J.M. Smucker—The food producer reported adjusted quarterly profit of 98 cents per share, 1 cent below estimates, though revenue exceeded forecasts. Smucker said results were impacted by challenges in the U.S. retail coffee segment, but that it is optimistic about the long term prospects for the coffee business.

Ciena—The maker of networking equipment beat estimates by 11 cents with quarterly profit of 35 cents per share, with revenue beating analyst expectations as well. The company, which has been mentioned as a buyout candidate, has seen its shares rise almost 30 percent off its April lows.

Michaels Cos.—The crafts retailer missed estimates by 1 cent, reporting quarterly profit of 32 cents per share, while revenue was essentially in line. Michaels said its results were impacted by unfavorable weather and the stronger dollar, but added it is confident in its outlook for the remainder of the year.

L Brands—The Victoria's Secret parent reported a same-store sales increase of 5 percent for May, above the Thomson Reuters consensus estimate of a 2.8 percent increase.

FireEye—The cyber security firm announced a partnership with Visa aimed at preventing hacking of payment data.

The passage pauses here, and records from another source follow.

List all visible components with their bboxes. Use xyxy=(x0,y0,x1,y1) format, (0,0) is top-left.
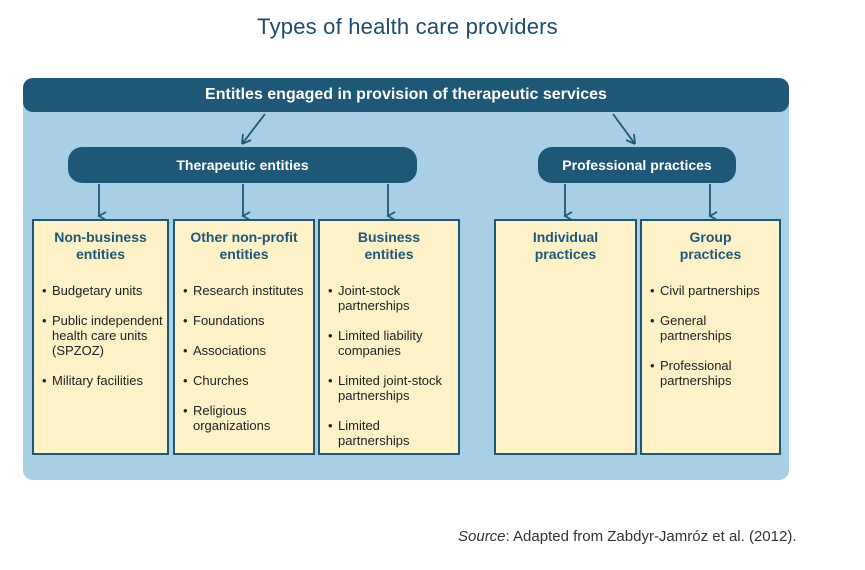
list-item: Religious organizations xyxy=(181,403,309,433)
list-item: Public independent health care units (SP… xyxy=(40,313,163,358)
box-heading-line: entities xyxy=(219,246,269,262)
list-item: Civil partnerships xyxy=(648,283,775,298)
source-label: Source xyxy=(458,528,506,545)
list-item: Limited partnerships xyxy=(326,418,454,448)
box-list: Civil partnerships General partnerships … xyxy=(648,283,775,403)
box-business-entities: Business entities Joint-stock partnershi… xyxy=(318,219,460,455)
diagram-title: Types of health care providers xyxy=(257,14,558,39)
box-heading: Non-business entities xyxy=(34,229,167,263)
box-list: Research institutes Foundations Associat… xyxy=(181,283,309,448)
list-item: Associations xyxy=(181,343,309,358)
list-item: General partnerships xyxy=(648,313,775,343)
box-heading-line: practices xyxy=(534,246,597,262)
box-non-business-entities: Non-business entities Budgetary units Pu… xyxy=(32,219,169,455)
box-list: Joint-stock partnerships Limited liabili… xyxy=(326,283,454,463)
box-heading: Other non-profit entities xyxy=(175,229,313,263)
box-heading-line: Business xyxy=(357,229,421,245)
box-heading-line: entities xyxy=(364,246,414,262)
list-item: Limited liability companies xyxy=(326,328,454,358)
box-other-non-profit-entities: Other non-profit entities Research insti… xyxy=(173,219,315,455)
list-item: Professional partnerships xyxy=(648,358,775,388)
list-item: Military facilities xyxy=(40,373,163,388)
top-node: Entitles engaged in provision of therape… xyxy=(23,78,789,112)
list-item: Budgetary units xyxy=(40,283,163,298)
box-heading: Business entities xyxy=(320,229,458,263)
box-heading-line: Individual xyxy=(532,229,599,245)
box-list: Budgetary units Public independent healt… xyxy=(40,283,163,403)
box-group-practices: Group practices Civil partnerships Gener… xyxy=(640,219,781,455)
box-heading: Group practices xyxy=(642,229,779,263)
box-heading-line: Non-business xyxy=(54,229,147,245)
source-note: Source: Adapted from Zabdyr-Jamróz et al… xyxy=(458,528,797,545)
box-heading-line: entities xyxy=(75,246,125,262)
professional-practices-node: Professional practices xyxy=(538,147,736,183)
box-heading-line: Group xyxy=(689,229,732,245)
box-heading-line: practices xyxy=(679,246,742,262)
list-item: Limited joint-stock partnerships xyxy=(326,373,454,403)
box-heading-line: Other non-profit xyxy=(190,229,298,245)
box-heading: Individual practices xyxy=(496,229,635,263)
list-item: Foundations xyxy=(181,313,309,328)
box-individual-practices: Individual practices xyxy=(494,219,637,455)
source-text: : Adapted from Zabdyr-Jamróz et al. (201… xyxy=(505,528,797,545)
list-item: Churches xyxy=(181,373,309,388)
list-item: Research institutes xyxy=(181,283,309,298)
list-item: Joint-stock partnerships xyxy=(326,283,454,313)
therapeutic-entities-node: Therapeutic entities xyxy=(68,147,417,183)
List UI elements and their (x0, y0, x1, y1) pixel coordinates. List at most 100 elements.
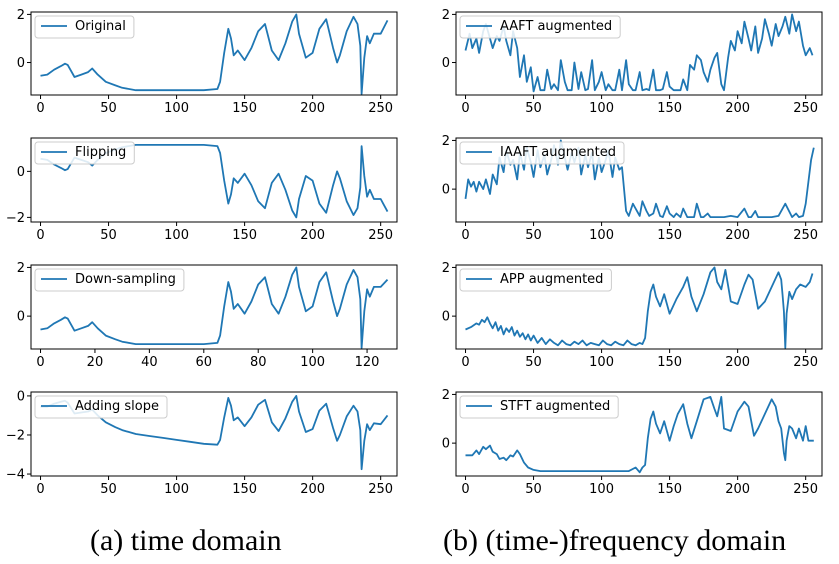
x-tick-label: 250 (368, 101, 393, 116)
panel-iaaft-augmented: 0 50 100 150 200 250 0 2 IAAFT augmented (442, 134, 823, 243)
x-tick-label: 0 (36, 228, 44, 243)
x-tick-label: 200 (725, 101, 750, 116)
series-line-stft-augmented (465, 396, 814, 474)
x-tick-label: 100 (589, 228, 614, 243)
y-tick-label: −4 (6, 468, 25, 483)
panel-adding-slope: 0 50 100 150 200 250 −4 −2 0 Adding slope (6, 389, 398, 497)
x-tick-label: 250 (793, 101, 818, 116)
y-tick-label: −2 (6, 428, 25, 443)
y-tick-label: 0 (442, 183, 450, 198)
x-tick-label: 200 (725, 355, 750, 370)
y-tick-label: 0 (442, 56, 450, 71)
panel-flipping: 0 50 100 150 200 250 −2 0 Flipping (6, 137, 398, 243)
x-tick-label: 100 (300, 355, 325, 370)
legend-box (34, 15, 135, 39)
panel-down-sampling: 0 20 40 60 80 100 120 0 2 Down-sampling (17, 261, 398, 370)
y-tick-label: 2 (17, 8, 25, 23)
x-tick-label: 80 (250, 355, 267, 370)
x-tick-label: 0 (36, 101, 44, 116)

Five Below—Five Below earned an adjusted eight cents per share for its latest quarter, 1 cent above estimates, with revenue also exceeding forecasts. The discount retailer also raised its outlook for the year, with sales up 22 percent over a year ago.

Apple—Apple will not be unveiling a new Apple TV box at its Worldwide Developer Conference next week as had been thought, according to the New York Times.

Dish Network—The satellite TV operator is in talks to merge with T-Mobile US, according to the Wall Street Journal.

Starz—Starz and other TV networks could be targets of movie studio Lions Gate. Investor John Malone, who owns 3 percent of Lions Gate, told the Wall Street Journal that Starz and other "free radicals" in the industry could be targets.

Goodyear Tire—Goodyear has ended a 16-year alliance with Japan's Sumitomo Rubber, following more than a year of arbitration proceedings to dissolve the partnership.

Prudential Financial—Prudential plans to try to shed its "systemically important" designation if rival insurer MetLife is successful in a similar attempt, according to the Wall Street Journal.

General Electric—GE has reached out to potential buyers of GE Capital Healthcare Financial Services, according to the Journal, in a sale that could bring in up to $11 billion.